紫式部が加わったことで、2000年からは日本のお札でも男性と女性の割合は同数になりましたが、残念ながら2000円札はいまほとんど流通していません。また、全体的に見て作家や文化人が日本の好みのようですね。
日本とオーストラリアの男女平等指数
ここで話はガラリと変わり、世界経済フォーラムから発表されている男女平等指数(ジェンダーギャップ指数)について注目してみました。これは、給与等経済活動、教育、健康と生存、政治への関与の4つの分野で、男女がどの程度平等に扱われているかを数値化して、国際比較した指標です。調査対象となった142か国のなかで日本は104位(2014年)。

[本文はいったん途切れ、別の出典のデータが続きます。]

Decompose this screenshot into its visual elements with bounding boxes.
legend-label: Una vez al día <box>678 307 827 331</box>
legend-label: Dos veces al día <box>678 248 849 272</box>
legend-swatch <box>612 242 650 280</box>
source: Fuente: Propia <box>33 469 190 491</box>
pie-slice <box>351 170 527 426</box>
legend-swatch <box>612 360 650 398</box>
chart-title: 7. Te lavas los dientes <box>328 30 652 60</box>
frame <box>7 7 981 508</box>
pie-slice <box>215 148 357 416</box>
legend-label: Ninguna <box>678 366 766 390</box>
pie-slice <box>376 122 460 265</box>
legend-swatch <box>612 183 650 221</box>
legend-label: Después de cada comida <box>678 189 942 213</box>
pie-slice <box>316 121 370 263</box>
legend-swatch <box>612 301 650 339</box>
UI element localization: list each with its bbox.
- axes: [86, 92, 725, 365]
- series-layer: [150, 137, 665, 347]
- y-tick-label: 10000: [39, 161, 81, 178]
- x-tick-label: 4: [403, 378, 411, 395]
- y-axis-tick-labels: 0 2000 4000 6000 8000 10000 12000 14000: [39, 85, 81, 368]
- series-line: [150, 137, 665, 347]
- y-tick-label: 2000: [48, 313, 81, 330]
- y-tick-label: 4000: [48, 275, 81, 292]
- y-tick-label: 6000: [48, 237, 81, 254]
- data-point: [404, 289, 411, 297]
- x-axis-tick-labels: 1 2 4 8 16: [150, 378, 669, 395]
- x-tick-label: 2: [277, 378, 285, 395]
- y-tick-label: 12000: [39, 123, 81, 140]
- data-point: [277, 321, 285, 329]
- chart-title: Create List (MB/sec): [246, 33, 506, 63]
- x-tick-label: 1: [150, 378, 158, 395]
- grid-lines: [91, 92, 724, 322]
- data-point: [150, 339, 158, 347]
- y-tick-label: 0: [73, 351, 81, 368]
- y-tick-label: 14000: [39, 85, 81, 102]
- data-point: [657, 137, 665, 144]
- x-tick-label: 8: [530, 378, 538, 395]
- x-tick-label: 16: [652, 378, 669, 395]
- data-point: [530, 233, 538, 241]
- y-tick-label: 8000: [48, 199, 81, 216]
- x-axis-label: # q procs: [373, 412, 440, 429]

政治への女性の関与が著しく低く、また、給与等経済活動の分野で男女格差が縮まらない点で遅れています。一方でオーストラリアは24位。ベスト10に多数入っている北欧諸国と比較すると全体的には劣りますが、給与等経済活動の数値などは世界的に見てもトップクラスになっています。
そういえば、オーストラリアのカンタス航空に搭乗したところ、比較的年齢層の高いCAさん達が男女の別なく笑顔で働いていました。「CA(客室乗務員)さん=若い美女」を売りにしている航空会社も世界には数あるなかで、オーストラリアは航空の分野においても成熟した女性が長く活躍しやすい国なのでしょう。
ビジネスや政治の世界で活躍する女性の姿を、毎日目にする紙幣に載せることは、国民にとって「私にもできる」と思わせる大きな効果があるのかもしれませんね。
日本にもNHKの朝ドラ「あさが来た」のモデルとなった実業家の広岡浅子さん、国連で活躍した緒方貞子さんのように、大きなフィールドで世の中に多大な影響力を与えた女性たちがいます。次回日本のお札のデザインを見直すときには、政治や経済の分野で活躍した女性達をぜひとも選んでほしいものです。